Par Gloire Balolage
La Coalition Article 64 pour la défense de l’ordre constitutionnel (C64) a réagi aux événements survenus lors du sit-in organisé le 12 juin 2026 sur l’esplanade du Palais du Peuple à Kinshasa. Dans un communiqué publié le 14 juin, cette plateforme de l’opposition a salué la mobilisation des Congolais qui, selon elle, ont répondu à son appel malgré les intimidations, les menaces et les actes de répression. La manifestation avait pour objectif affiché la défense de la Constitution et de l’État de droit.
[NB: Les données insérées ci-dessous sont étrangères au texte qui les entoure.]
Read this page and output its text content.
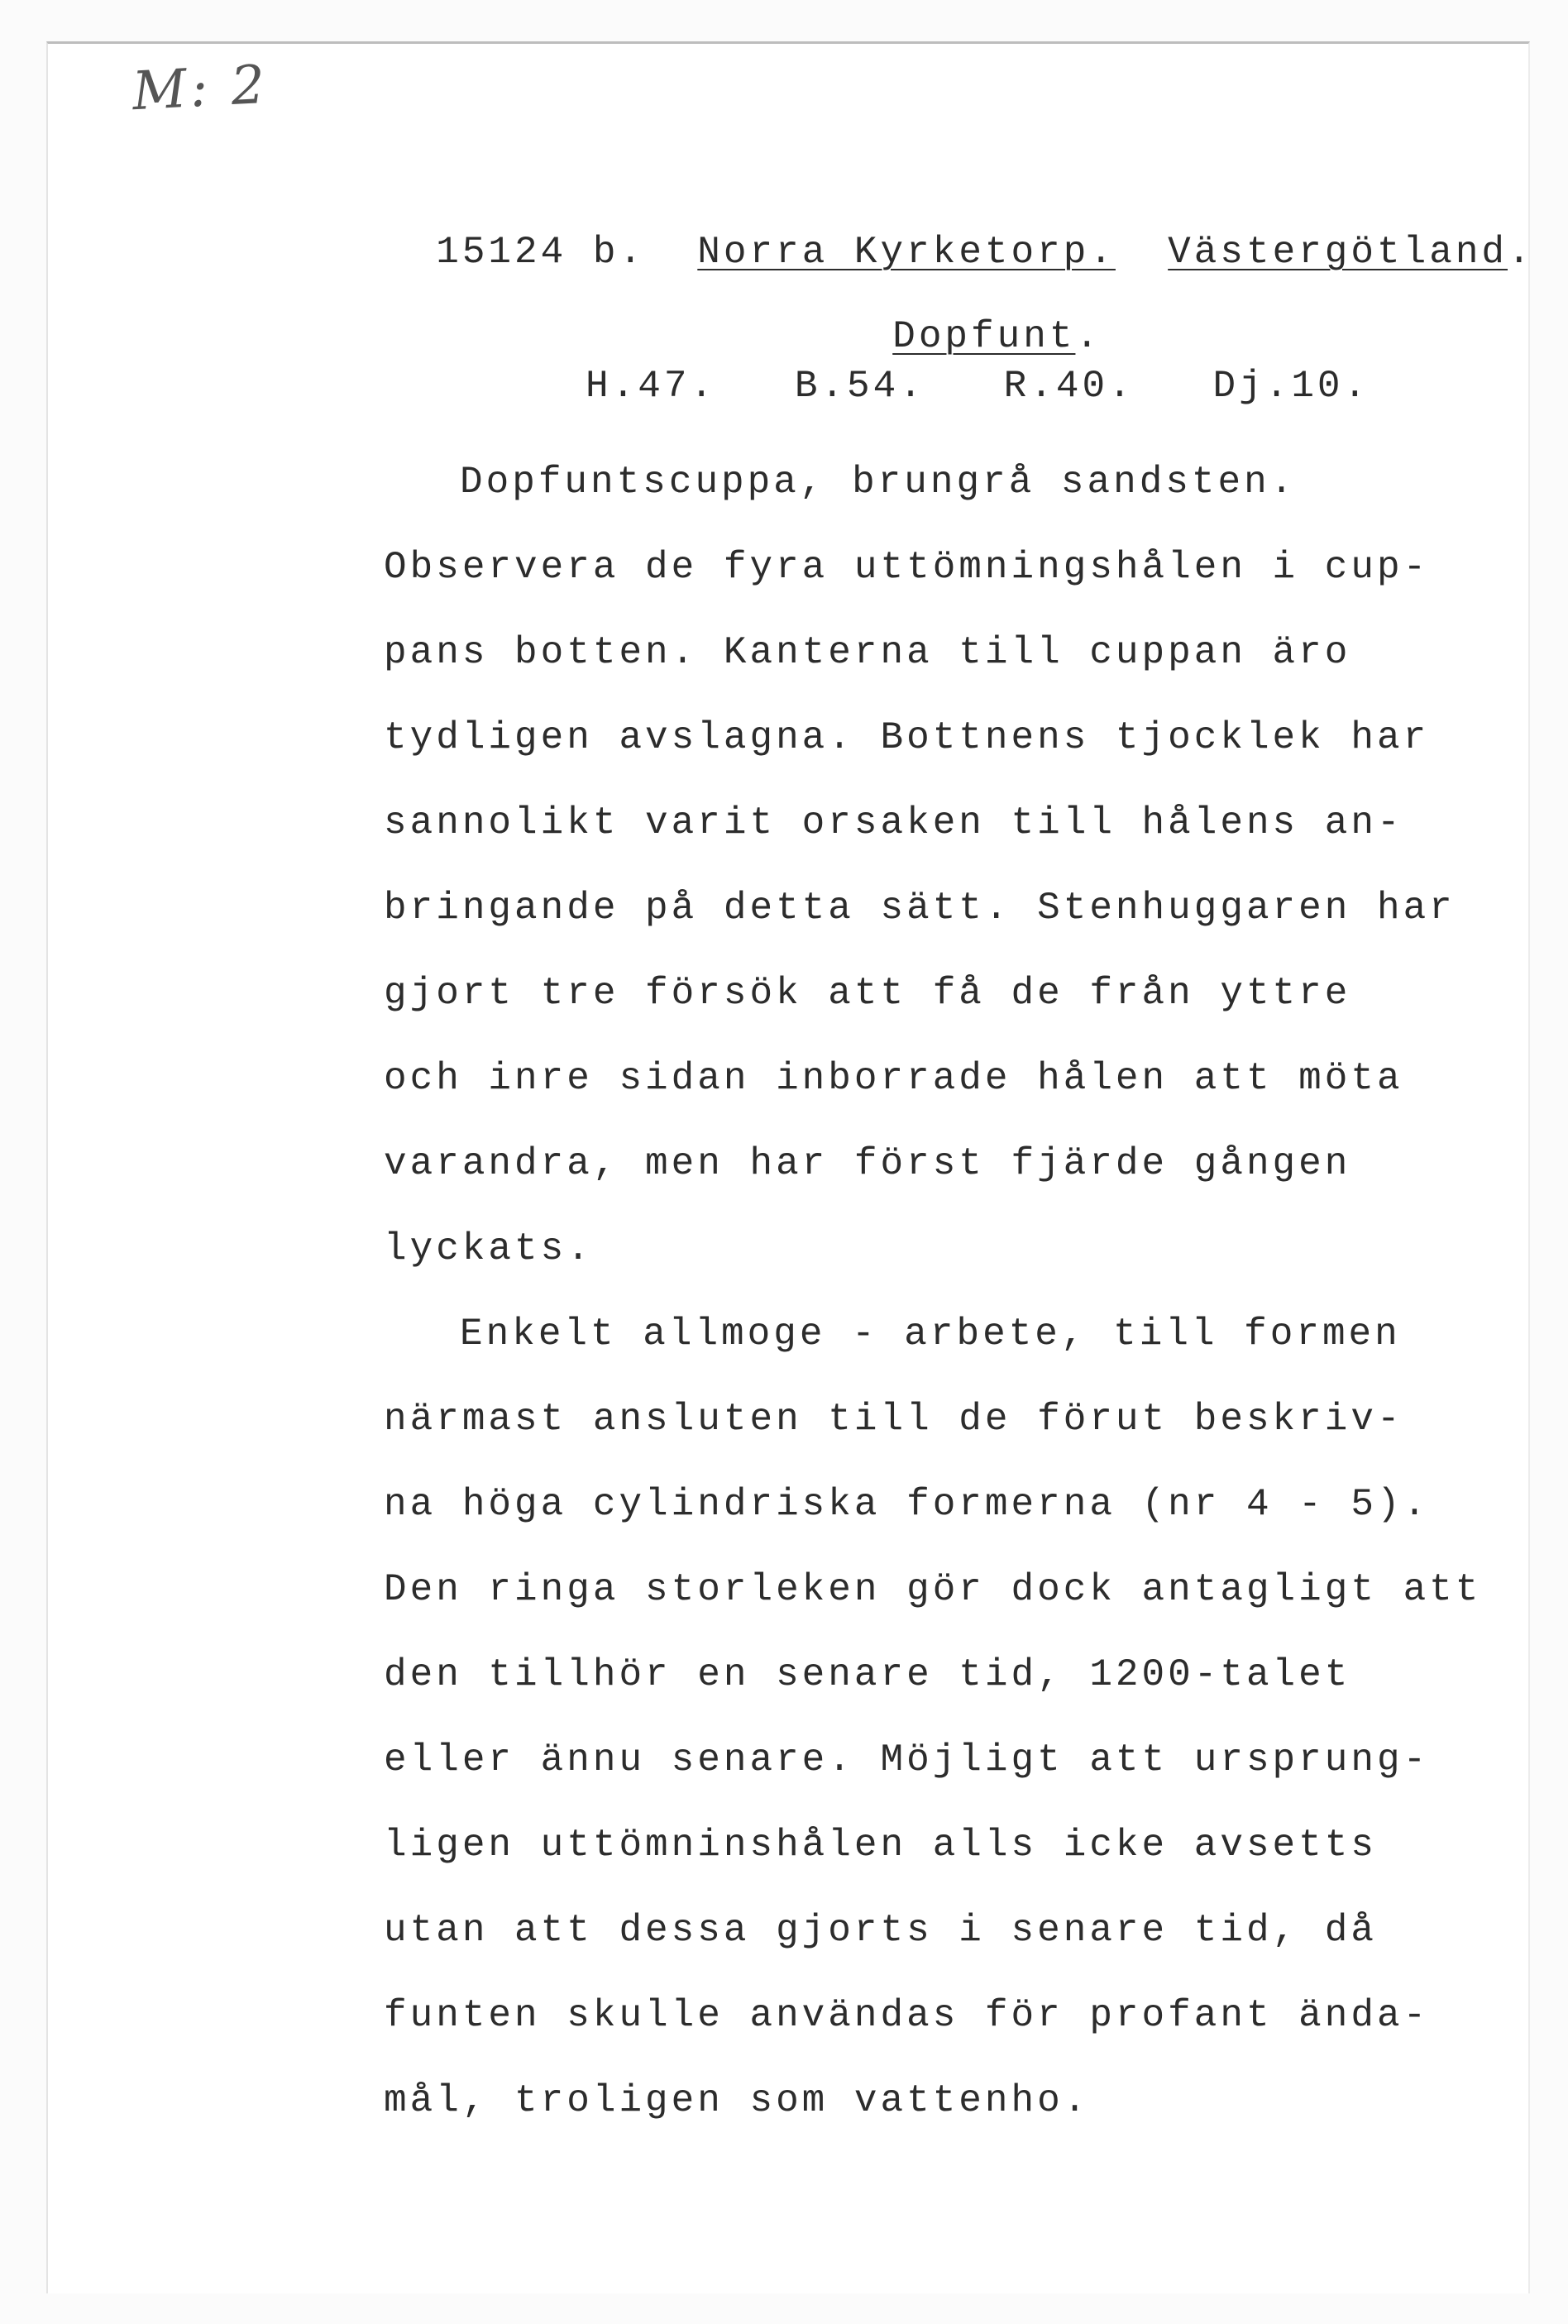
M: 2

15124 b. Norra Kyrketorp. Västergötland.

Dopfunt.

H.47.   B.54.   R.40.   Dj.10.
Dopfuntscuppa, brungrå sandsten.
Observera de fyra uttömningshålen i cup-
pans botten. Kanterna till cuppan äro
tydligen avslagna. Bottnens tjocklek har
sannolikt varit orsaken till hålens an-
bringande på detta sätt. Stenhuggaren har
gjort tre försök att få de från yttre
och inre sidan inborrade hålen att möta
varandra, men har först fjärde gången
lyckats.
Enkelt allmoge - arbete, till formen
närmast ansluten till de förut beskriv-
na höga cylindriska formerna (nr 4 - 5).
Den ringa storleken gör dock antagligt att
den tillhör en senare tid, 1200-talet
eller ännu senare. Möjligt att ursprung-
ligen uttömninshålen alls icke avsetts
utan att dessa gjorts i senare tid, då
funten skulle användas för profant ända-
mål, troligen som vattenho.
La C64 affirme que plusieurs de ses dirigeants et militants ont été victimes d’atteintes à leur sécurité et à leur intégrité physique au cours de cette journée. Elle estime que ces incidents s’inscrivent dans un contexte marqué par une forte tension politique et dénonce ce qu’elle qualifie d’appels publics à la haine et à la violence provenant de certains partisans du régime en place.
Dans son communiqué, la coalition exprime également sa préoccupation face aux pertes en vies humaines enregistrées à l’occasion de cette manifestation. Elle condamne la répression exercée contre les participants au sit-in et met en cause la Police nationale congolaise ainsi que la Force du progrès. La plateforme exige par ailleurs la restitution des corps des personnes décédées qui auraient été retirés des voies publiques par les forces de l’ordre.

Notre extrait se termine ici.